Returns: Request - Request - stream, the stream contains manifest property with new manifest and 'content-length' property with the size of package.

updater.getAppPath()

Returns executed application path

Returns: string

updater.getAppExec()

Returns current application executable

Returns: string

updater.unpack(filename, cb, manifest)

Will unpack the filename in temporary folder. For Windows, unzip is used (which is not signed).

Params

  • filename string
  • cb function - Callback arguments: error, unpacked directory
  • manifest object

updater.runInstaller(appPath, args, options)

Runs installer

Params

  • appPath string
  • args array - Arguments which will be passed when running the new app
  • options object - Optional

Returns: function

updater.install(copyPath, cb)

Installs the app (copies current application to copyPath)

Params

  • copyPath string
  • cb function - Callback arguments: error

updater.run(execPath, args, options)

Runs the app from original app executable path.

Params

  • execPath string
  • args array - Arguments passed to the app being ran.
  • options object - Optional. See spawn from nodejs docs.

Note: if this doesn't work, try gui.Shell.openItem(execPath) (see node-webkit Shell).


Manifest Schema

An example manifest:

{
    "name": "updapp",
    "version": "0.0.2",
    "author": "Eldar Djafarov <djkojb@gmail.com>",
    "manifestUrl": "http://localhost:3000/package.json",
    "packages": {
        "mac": {
           "url": "http://localhost:3000/releases/updapp/mac/updapp.zip"
        },
        "win": {
           "url": "http://localhost:3000/releases/updapp/win/updapp.zip"
        },
        "linux32": {
           "url": "http://localhost:3000/releases/updapp/linux32/updapp.tar.gz"
        }
    }
}

The manifest could be a package.json of project, but doesn't have to be.

manifest.name

The name of your app.
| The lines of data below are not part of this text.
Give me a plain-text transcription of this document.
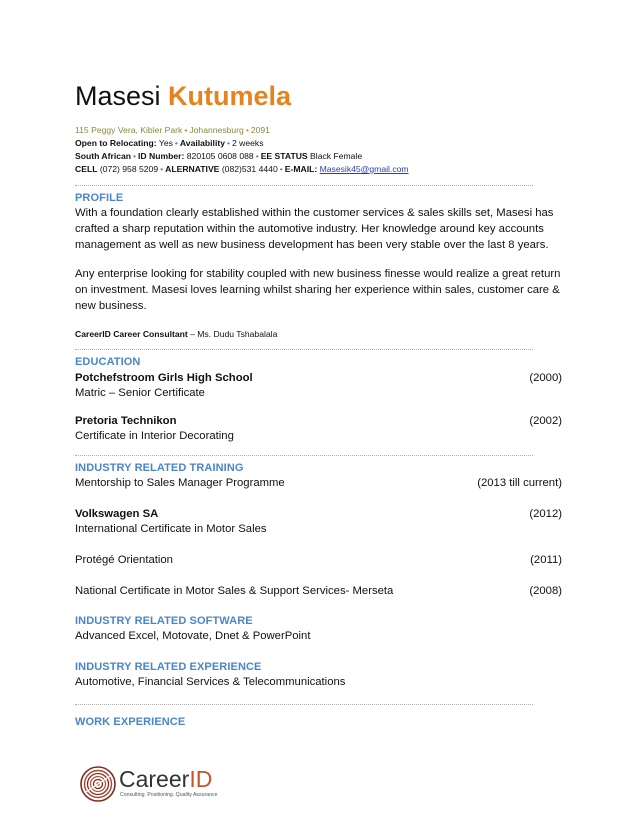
Masesi Kutumela
115 Peggy Vera, Kibler Park • Johannesburg • 2091
Open to Relocating: Yes • Availability • 2 weeks
South African • ID Number: 820105 0608 088 • EE STATUS Black Female
CELL (072) 958 5209 • ALERNATIVE (082)531 4440 • E-MAIL: Masesik45@gmail.com
PROFILE
With a foundation clearly established within the customer services & sales skills set, Masesi has crafted a sharp reputation within the automotive industry. Her knowledge around key accounts management as well as new business development has been very stable over the last 8 years.
Any enterprise looking for stability coupled with new business finesse would realize a great return on investment. Masesi loves learning whilst sharing her experience within sales, customer care & new business.
CareerID Career Consultant – Ms. Dudu Tshabalala
EDUCATION
Potchefstroom Girls High School	(2000)
Matric – Senior Certificate
Pretoria Technikon	(2002)
Certificate in Interior Decorating
INDUSTRY RELATED TRAINING
Mentorship to Sales Manager Programme	(2013 till current)
Volkswagen SA	(2012)
International Certificate in Motor Sales
Protégé Orientation	(2011)
National Certificate in Motor Sales & Support Services- Merseta	(2008)
INDUSTRY RELATED SOFTWARE
Advanced Excel, Motovate, Dnet & PowerPoint
INDUSTRY RELATED EXPERIENCE
Automotive, Financial Services & Telecommunications
WORK EXPERIENCE
CareerID
Consulting. Positioning. Quality Assurance
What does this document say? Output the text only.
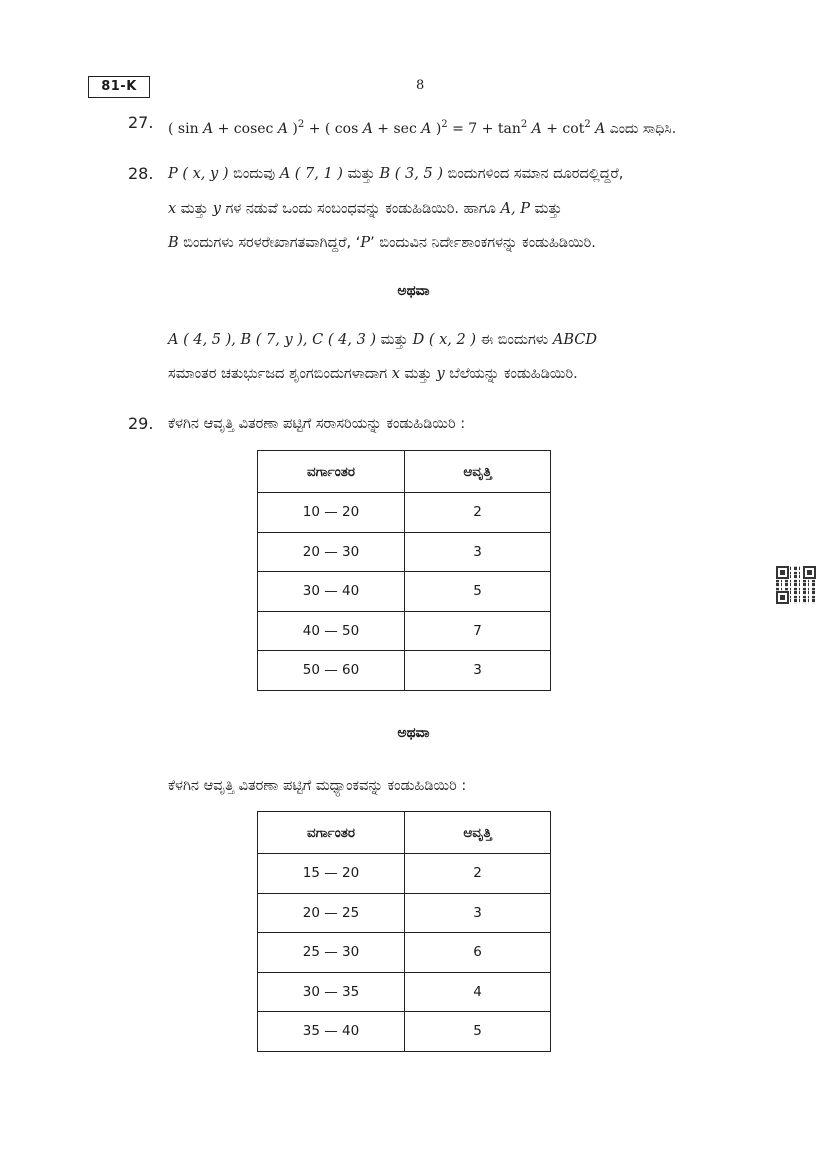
81-K	8
27. ( sin A + cosec A )$^2$ + ( cos A + sec A )$^2 = 7 + \tan^2 A + \cot^2 A$ ಎಂದು ಸಾಧಿಸಿ.
28. P ( x, y ) ಬಿಂದುವು A ( 7, 1 ) ಮತ್ತು B ( 3, 5 ) ಬಿಂದುಗಳಿಂದ ಸಮಾನ ದೂರದಲ್ಲಿದ್ದರೆ,
x ಮತ್ತು y ಗಳ ನಡುವೆ ಒಂದು ಸಂಬಂಧವನ್ನು ಕಂಡುಹಿಡಿಯಿರಿ. ಹಾಗೂ A, P ಮತ್ತು
B ಬಿಂದುಗಳು ಸರಳರೇಖಾಗತವಾಗಿದ್ದರೆ, ‘P’ ಬಿಂದುವಿನ ನಿರ್ದೇಶಾಂಕಗಳನ್ನು ಕಂಡುಹಿಡಿಯಿರಿ.
ಅಥವಾ
A ( 4, 5 ), B ( 7, y ), C ( 4, 3 ) ಮತ್ತು D ( x, 2 ) ಈ ಬಿಂದುಗಳು ABCD
ಸಮಾಂತರ ಚತುರ್ಭುಜದ ಶೃಂಗಬಿಂದುಗಳಾದಾಗ x ಮತ್ತು y ಬೆಲೆಯನ್ನು ಕಂಡುಹಿಡಿಯಿರಿ.
29. ಕೆಳಗಿನ ಆವೃತ್ತಿ ವಿತರಣಾ ಪಟ್ಟಿಗೆ ಸರಾಸರಿಯನ್ನು ಕಂಡುಹಿಡಿಯಿರಿ :
ವರ್ಗಾಂತರ	ಆವೃತ್ತಿ
10 — 20	2
20 — 30	3
30 — 40	5
40 — 50	7
50 — 60	3
ಅಥವಾ
ಕೆಳಗಿನ ಆವೃತ್ತಿ ವಿತರಣಾ ಪಟ್ಟಿಗೆ ಮಧ್ಯಾಂಕವನ್ನು ಕಂಡುಹಿಡಿಯಿರಿ :
ವರ್ಗಾಂತರ	ಆವೃತ್ತಿ
15 — 20	2
20 — 25	3
25 — 30	6
30 — 35	4
35 — 40	5
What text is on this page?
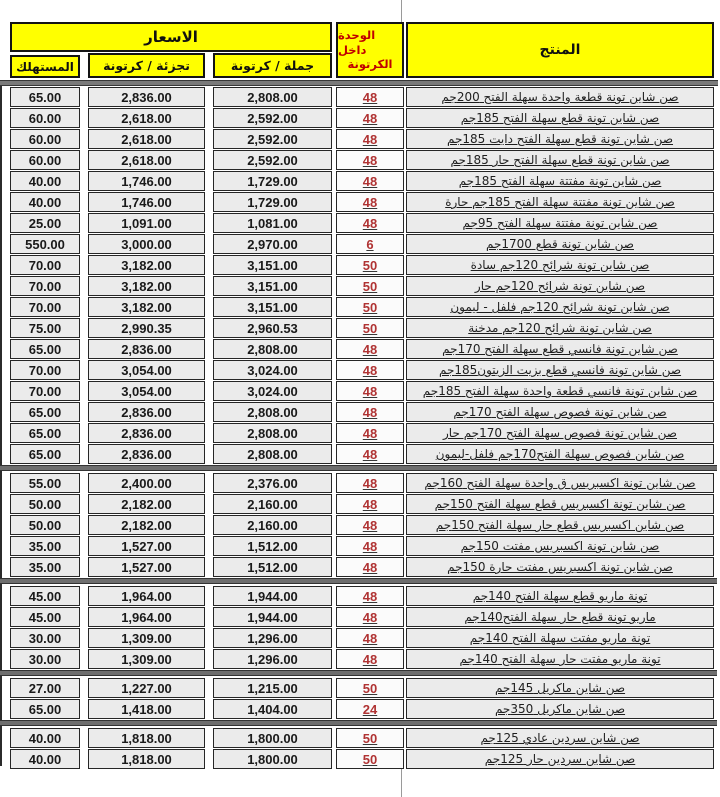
الاسعار
المستهلك	تجزئة / كرتونة	جملة / كرتونة
الوحدة داخل
الكرتونة
المنتج
65.00	2,836.00	2,808.00	48	صن شاين تونة قطعة واحدة سهلة الفتح 200جم
60.00	2,618.00	2,592.00	48	صن شاين تونة قطع سهلة الفتح 185جم
60.00	2,618.00	2,592.00	48	صن شاين تونة قطع سهلة الفتح دايت 185جم
60.00	2,618.00	2,592.00	48	صن شاين تونة قطع سهلة الفتح حار 185جم
40.00	1,746.00	1,729.00	48	صن شاين تونة مفتتة سهلة الفتح 185جم
40.00	1,746.00	1,729.00	48	صن شاين تونة مفتتة سهلة الفتح 185جم حارة
25.00	1,091.00	1,081.00	48	صن شاين تونة مفتتة سهلة الفتح 95جم
550.00	3,000.00	2,970.00	6	صن شاين تونة قطع 1700جم
70.00	3,182.00	3,151.00	50	صن شاين تونة شرائح 120جم سادة
70.00	3,182.00	3,151.00	50	صن شاين تونة شرائح 120جم حار
70.00	3,182.00	3,151.00	50	صن شاين تونة شرائح 120جم فلفل - ليمون
75.00	2,990.35	2,960.53	50	صن شاين تونة شرائح 120جم مدخنة
65.00	2,836.00	2,808.00	48	صن شاين تونة فانسي قطع سهلة الفتح 170جم
70.00	3,054.00	3,024.00	48	صن شاين تونة فانسي قطع بزيت الزيتون185جم
70.00	3,054.00	3,024.00	48	صن شاين تونة فانسي قطعة واحدة سهلة الفتح 185جم
65.00	2,836.00	2,808.00	48	صن شاين تونة فصوص سهلة الفتح 170جم
65.00	2,836.00	2,808.00	48	صن شاين تونة فصوص سهلة الفتح 170جم حار
65.00	2,836.00	2,808.00	48	صن شاين فصوص سهلة الفتح170جم فلفل-ليمون
55.00	2,400.00	2,376.00	48	صن شاين تونة اكسبريس ق واحدة سهلة الفتح 160جم
50.00	2,182.00	2,160.00	48	صن شاين تونة اكسبريس قطع سهلة الفتح 150جم
50.00	2,182.00	2,160.00	48	صن شاين اكسبريس قطع حار سهلة الفتح 150جم
35.00	1,527.00	1,512.00	48	صن شاين تونة اكسبريس مفتت 150جم
35.00	1,527.00	1,512.00	48	صن شاين تونة اكسبريس مفتت حارة 150جم
45.00	1,964.00	1,944.00	48	تونة ماريو قطع سهلة الفتح 140جم
45.00	1,964.00	1,944.00	48	ماريو تونة قطع حار سهلة الفتح140جم
30.00	1,309.00	1,296.00	48	تونة ماريو مفتت سهلة الفتح 140جم
30.00	1,309.00	1,296.00	48	تونة ماريو مفتت حار سهلة الفتح 140جم
27.00	1,227.00	1,215.00	50	صن شاين ماكريل 145جم
65.00	1,418.00	1,404.00	24	صن شاين ماكريل 350جم
40.00	1,818.00	1,800.00	50	صن شاين سردين عادي 125جم
40.00	1,818.00	1,800.00	50	صن شاين سردين حار 125جم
From time, it is assumed your Mac app is called <manifest.name>.app, your Windows executable is <manifest.name>.exe, etc.

manifest.version

semver version of your app.

manifest.manifestUrl

The URL where your latest manifest is hosted; where node-webkit-updater looks to check if there is a newer version of your app available.

manifest.packages

An "object" containing an object for each OS your app (at least this version of your app) supports; mac, win, linux32, linux64.

manifest.packages.{mac, win, linux32, linux64}.url

Each package has to contain a url property pointing to where the app (for the version & OS in question) can be downloaded.

manifest.packages.{mac, win, linux32, linux64}.execPath (Optional)

It's assumed your app is stored at the root of your package, use this to override that and specify a path (relative to the root of your package).

This can also be used to override manifest.name; e.g. if your manifest.name is helloWorld (therefore helloWorld.app on Mac) but your Windows executable is named nw.exe. Then you'd set execPath to nw.exe


Troubleshooting

Mac

If you get an error on Mac about too many files being open, run ulimit -n 10240

Windows

On Windows, there is no "unzip" command built in by default. As a result, this project uses a third party "unzip.exe" in order to extract the downloaded update. On the NWJS site, in the "How to package and distribute your apps" file, one of the recommended methods of distribution is using EnigmaVirtualBox to package the app, nw.exe, and required DLLs into a single EXE file. This method works great for distribution, but unfortunately breaks node-webkit-updater, because it wraps the required unzip.exe file inside of the created EnigmaVirtualBox EXE. As a result, it is not possible to use EnigmaVirtualBox to distribute your app if you plan on using node-webkit-updater. Try using InnoSetup instead.